I called him up just the other day

I said, I'd like to see you if you don't mind

He said, I'd love to, dad, if I can find the time

You see, my new job's a hassle, and the kids have the flu

But it's sure nice talking to you, dad"

Por um lado, Norman sentia-se grato por estar praticamente esquecido num canto como uma daquelas poltronas detonadas. Por outro, não imaginava que pudessem ser tão parecidos, batiam de frente com os mesmos golpes, mas Ally havia sido atacada em um golpe baixo demais. Ela sentia algo por ele. Havia começado como amor, provavelmente, mas azedara tanto que o amor virou mágoa.
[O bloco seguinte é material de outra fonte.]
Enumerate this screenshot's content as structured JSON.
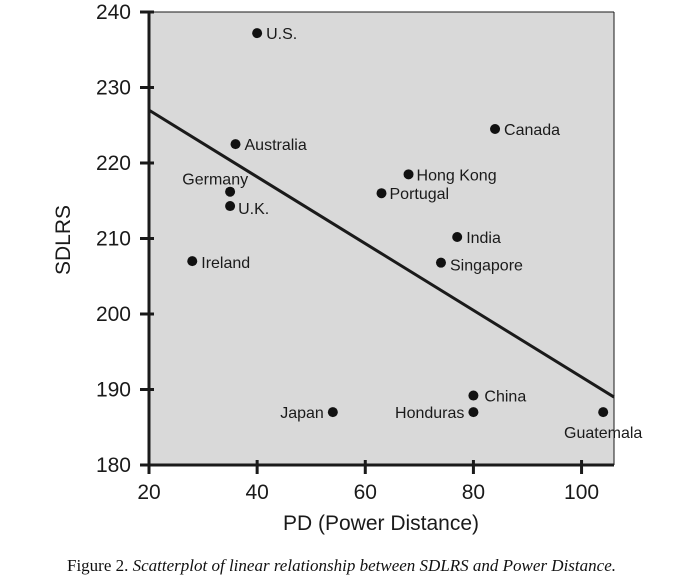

Agora ele percebia que da parte de Saulo, nunca houve sentimento nenhum. Se não, não estaria tão deliciado por vê-la naquele estado.

— Você percebe que tudo sempre começa com "onde você estava"? Onde você estava, pai, quando os amigos do seu filho dormiam em casa e eu acordava com eles mexendo no meu corpo? Onde você estava quando o velhinho da vizinhança me estuprou por um bolo e uma mesa de café da manhã?

— E onde estava a sua mãe? Por que isso é culpa minha?

— Por que ela cuidava de duas crianças! E quer saber o que mais, é tudo culpa sua sim. Quer a lista? Posso contar dos 8 até os 12, foi o velhinho da vizinhança, foi o Fernando, o César e o André, todos amigos do seu filho e com a permissão dele. Foi o bedéu da escola, foi o sobrinho da sua ex-mulher que você mandou pro quintal comigo enquanto comia a sua então namorada. Quer mais, ou já contei o suficiente?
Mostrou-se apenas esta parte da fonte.